While I never read the FOMC statement or analysis of Fed speak, I do keep an eye on the Fed balance sheet by looking at Total Assets on the St. Louis Fed website . Whereas the Fed statement requires some serious knowledge of Fed speak to decipher, the Fed’s balance sheet is in black and white. It is either expanding, contracting or stable.
“Don’t fight the Fed” is an old adage popularized by the late Marty Zweig and this is some even technical analysts should keep in mind. Note that Marty Zweig was also a technician who paid close attention to breadth, among other things.
An expansion of the Fed’s balance sheet is generally viewed as bullish for stocks. Notice how the balance sheet expanded from late 2012 until late 2014 and the S&P 500 advanced. The balance sheet then stabilized for three years. The S&P 500 traded flat from January 2016 to January 2016 and then surged into January 2018. Yes, the market can advance even without an expanding balance sheet.
The balance sheet contracted from early 2018 until September 2019. The S&P 500 traded rather erratic during this timeframe with a new high in September 2018, a 52-week low in December 2018 and a new high in July 2019.
And now the hockey stick. The Fed’s balance sheet expanded the last five weeks straight with two of the five weeks marking the largest increases in years. The chart shows a clear hockey stick style chart with this sharp increase. Thus, the Fed is expanding its balance sheet again and I would not want to fight the Fed.

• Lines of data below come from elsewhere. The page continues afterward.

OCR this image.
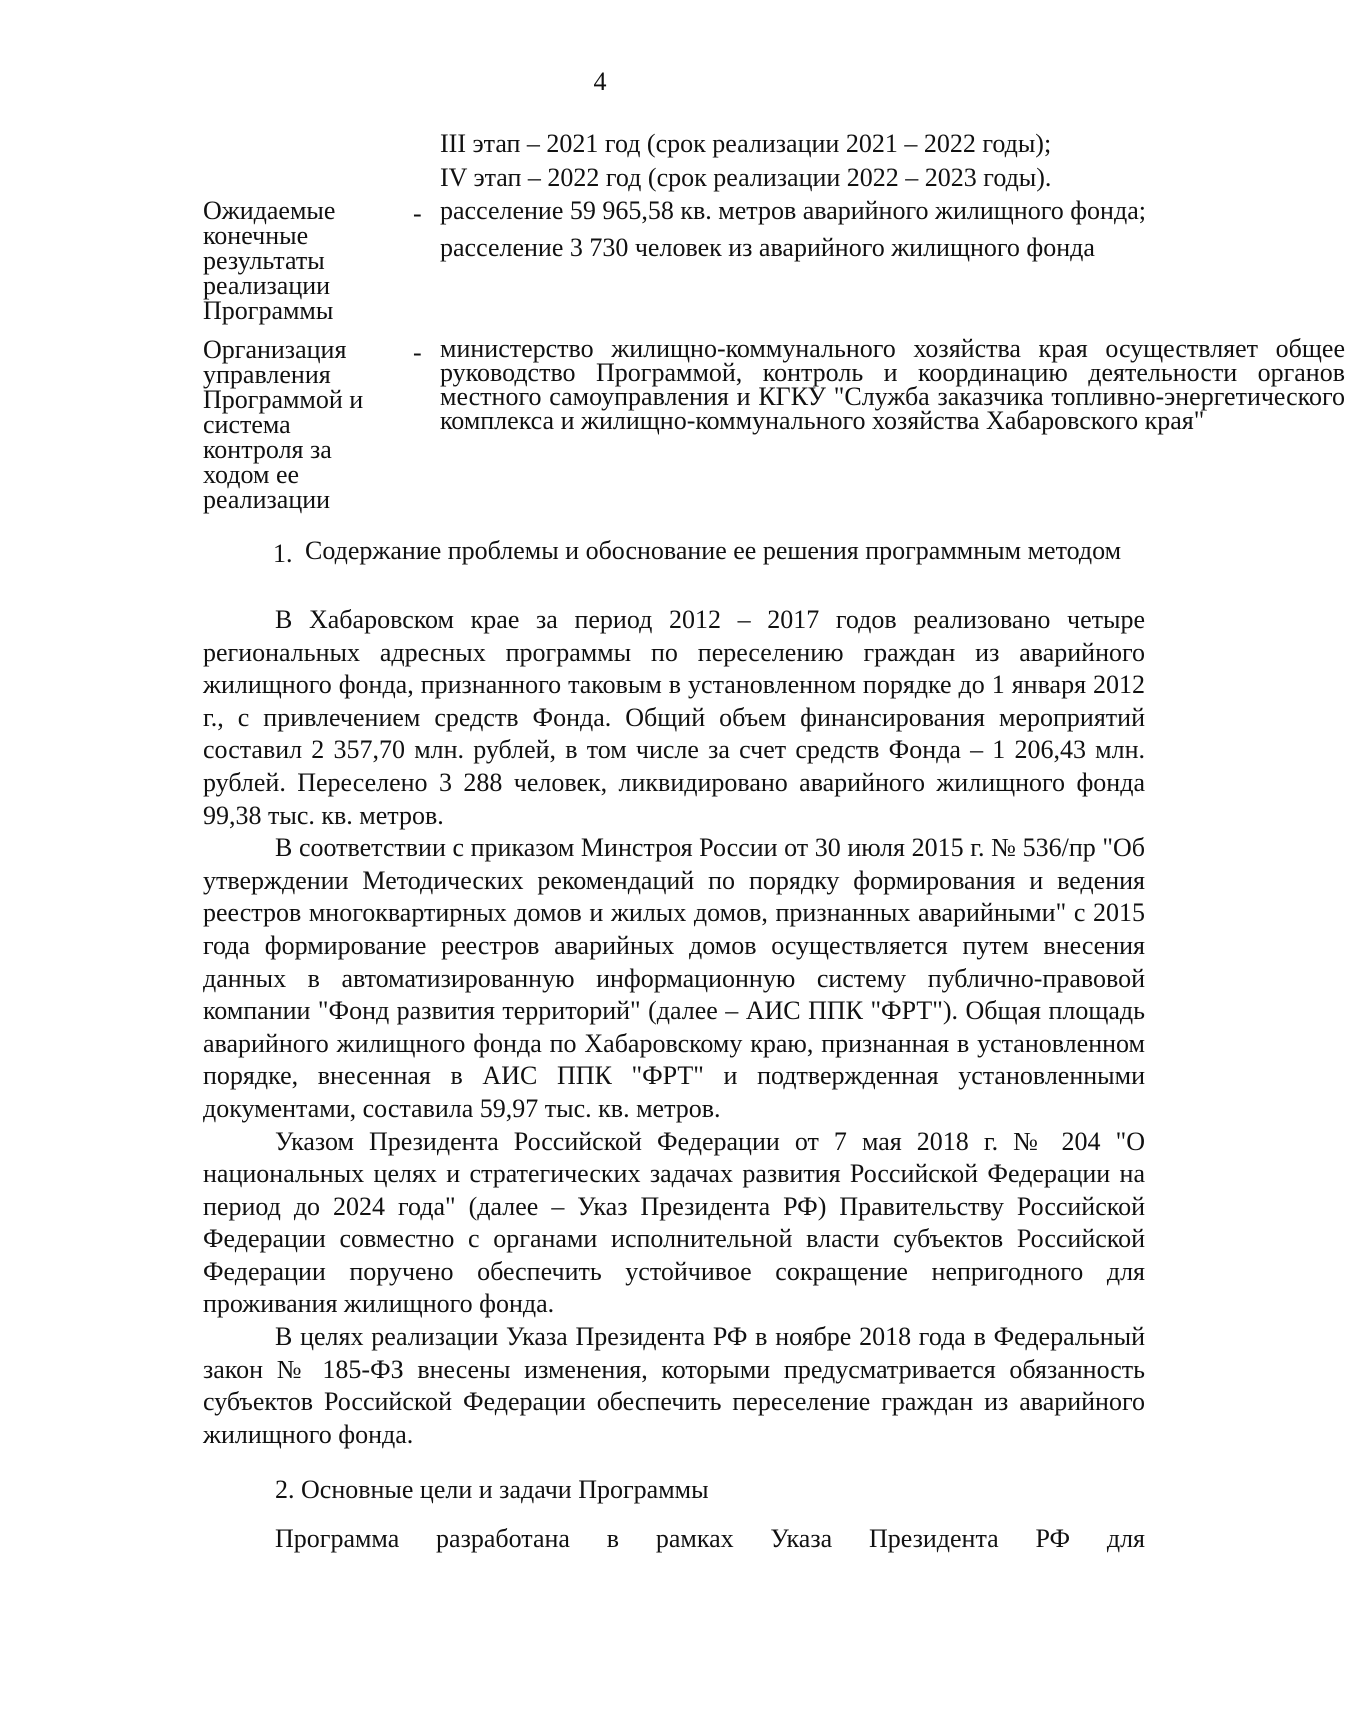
4
III этап – 2021 год (срок реализации 2021 – 2022 годы);
IV этап – 2022 год (срок реализации 2022 – 2023 годы).
Ожидаемые конечные результаты реализации Программы
- расселение 59 965,58 кв. метров аварийного жилищного фонда;

расселение 3 730 человек из аварийного жилищного фонда

Организация управления Программой и система контроля за ходом ее реализации
- министерство жилищно-коммунального хозяйства края осуществляет общее руководство Программой, контроль и координацию деятельности органов местного самоуправления и КГКУ "Служба заказчика топливно-энергетического комплекса и жилищно-коммунального хозяйства Хабаровского края"

1. Содержание проблемы и обоснование ее решения программным методом

В Хабаровском крае за период 2012 – 2017 годов реализовано четыре региональных адресных программы по переселению граждан из аварийного жилищного фонда, признанного таковым в установленном порядке до 1 января 2012 г., с привлечением средств Фонда. Общий объем финансирования мероприятий составил 2 357,70 млн. рублей, в том числе за счет средств Фонда – 1 206,43 млн. рублей. Переселено 3 288 человек, ликвидировано аварийного жилищного фонда 99,38 тыс. кв. метров.

В соответствии с приказом Минстроя России от 30 июля 2015 г. № 536/пр "Об утверждении Методических рекомендаций по порядку формирования и ведения реестров многоквартирных домов и жилых домов, признанных аварийными" с 2015 года формирование реестров аварийных домов осуществляется путем внесения данных в автоматизированную информационную систему публично-правовой компании "Фонд развития территорий" (далее – АИС ППК "ФРТ"). Общая площадь аварийного жилищного фонда по Хабаровскому краю, признанная в установленном порядке, внесенная в АИС ППК "ФРТ" и подтвержденная установленными документами, составила 59,97 тыс. кв. метров.

Указом Президента Российской Федерации от 7 мая 2018 г. № 204 "О национальных целях и стратегических задачах развития Российской Федерации на период до 2024 года" (далее – Указ Президента РФ) Правительству Российской Федерации совместно с органами исполнительной власти субъектов Российской Федерации поручено обеспечить устойчивое сокращение непригодного для проживания жилищного фонда.

В целях реализации Указа Президента РФ в ноябре 2018 года в Федеральный закон № 185-ФЗ внесены изменения, которыми предусматривается обязанность субъектов Российской Федерации обеспечить переселение граждан из аварийного жилищного фонда.

2. Основные цели и задачи Программы
Программа разработана в рамках Указа Президента РФ для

In addition to ‘”don’t fight the Fed”, Marty Zweig also said “don’t fight the tape”. Which is more important? I would suggest that the tape is more important and the tape is currently bullish. The S&P 500 is above its rising 200-day SMA, the 50 and 20-day SMAs are above the 200-day and the index is within 3% of an all time high. Thus, we have a bullish Fed and a bullish S&P 500.